10-01-19 10:24:00,

by arras, published with agreement of the author

On January 5, 2019, Bartholomew I, patriarch of Constantinople (today known as Istanbul in Turkey) had signed a decree of autocephaly (independence) for the new unified Orthodox Church of Ukraine. Decree of autocephaly is also known as Tomos. This was preceded by the council organized by the Ukrainian government on December 15, 2018 in Kiev which was supposed to unite three existing separate Ukrainian Orthodox Churches in to one.
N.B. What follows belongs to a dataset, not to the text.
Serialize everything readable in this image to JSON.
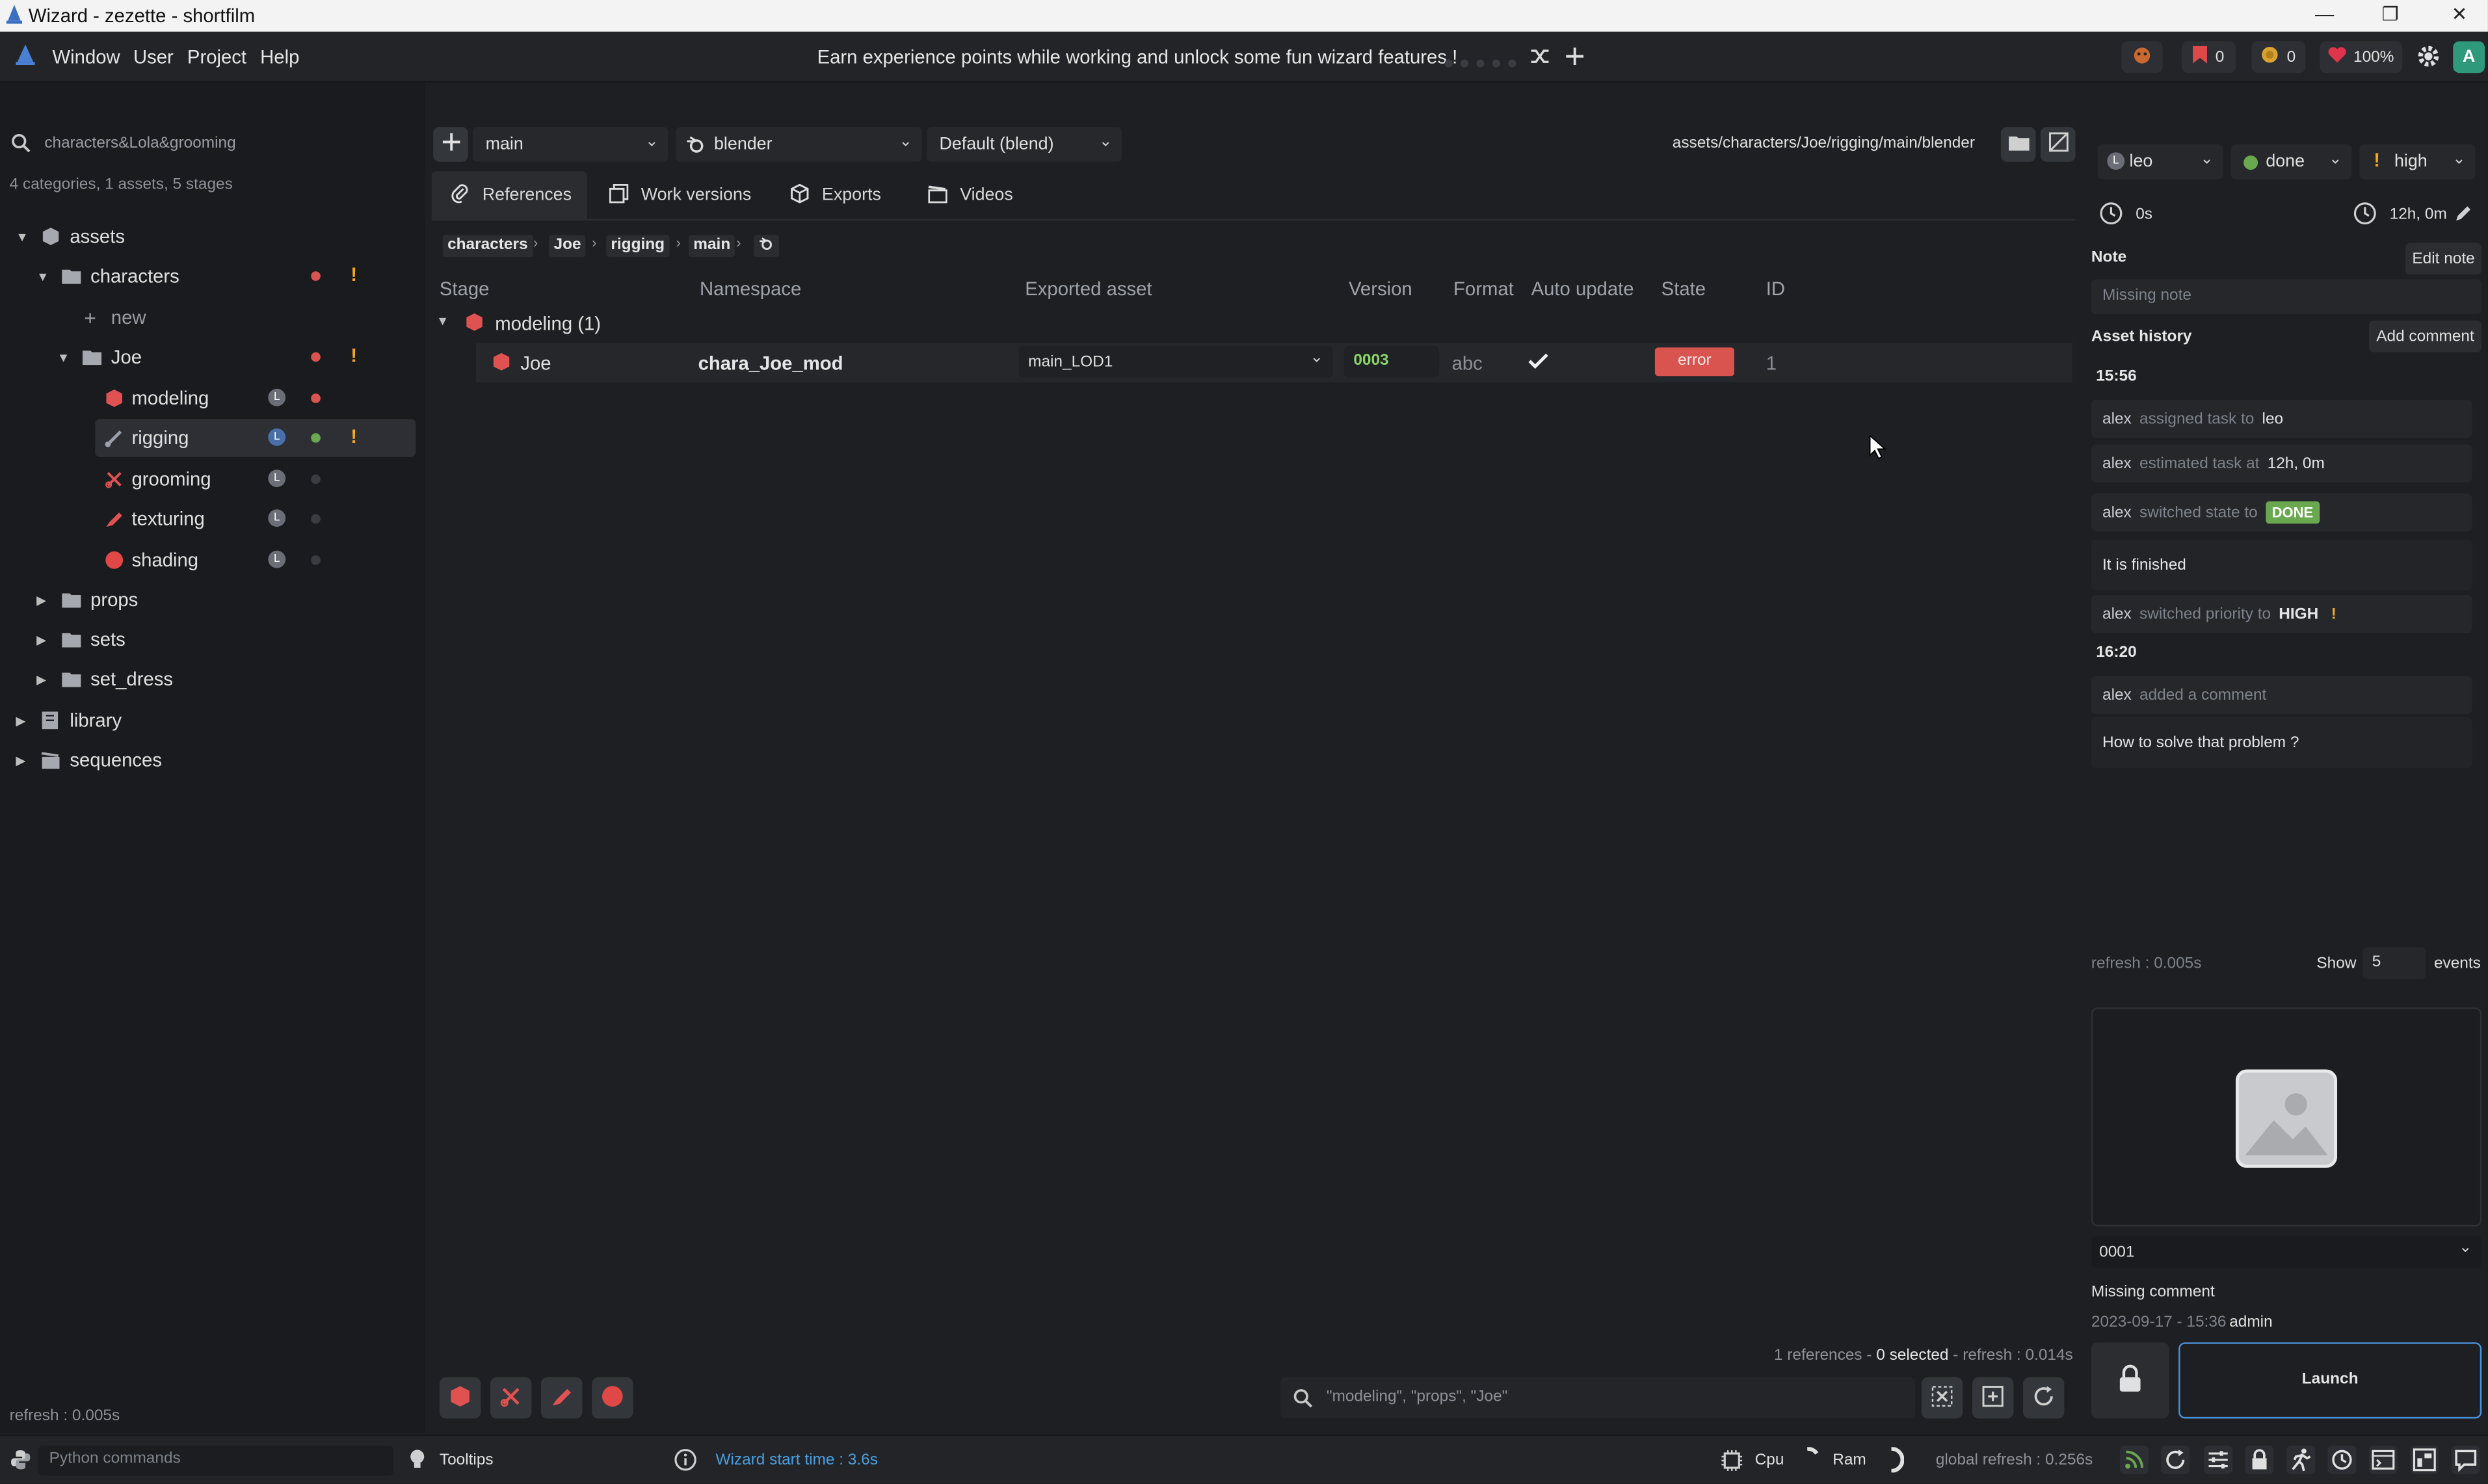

Unity did not materialize as the largest and oldest of the three churches, Ukrainian Orthodox Church of Moscow patriarchate refused to attend, bringing fears that Ukrainian government may resort to more heavy handed methods to subdue it. Like those used against Russian speaking Ukrainians in the east of the Ukraine, sparking 4 years of civil conflict in Donbas and ethnic violence elsewhere.

However Tomos for Ukraine created large controversy not just inside Ukraine but in the whole Orthodox Christian world, as it brought Bartholomew I in to inevitable confrontation with Russian Orthodox Church, which was for centuries senior to Ukrainian Orthodox Church and claims that Bartholomew I have no right to grant Ukrainian church independence as he has no jurisdiction over it. Other Orthodox Churches all around the world now have to choose between Patriarch of Constantinople and Russian Orthodox Church, which is by far the largest and most influential one among all Orthodox Churches.

Despite looming schism in Orthodox Christianity, Kiev authorities and their backers in Washington and London had burst in to celebrations. Pictures from these celebrations which emerged from Kiev and Istanbul had however left many people baffled. Even people supporting Bartholomew’s actions. Standing around the cradle of the new independent Ukrainian church were strange figures. Figures that bring questions about what purpose and whose interests new Ukrainian church represent.

The first one is Jack Devine, ex-Acting Director and Associate Director of the CIA’s operations outside the United States. As such he directed CIA overthrow and assassination of the president Salvador Allende in Chile, bringing to power dictator Augusto Pinochet in 1973. In 1980s he oversaw Iran–Contra scandal, illegal sale of arms to Iran in order to finance US death squads in Nicaragua. Height of his career came however when he directed creation of the Al-Qaeda in Afghanistan to fight Soviet Union.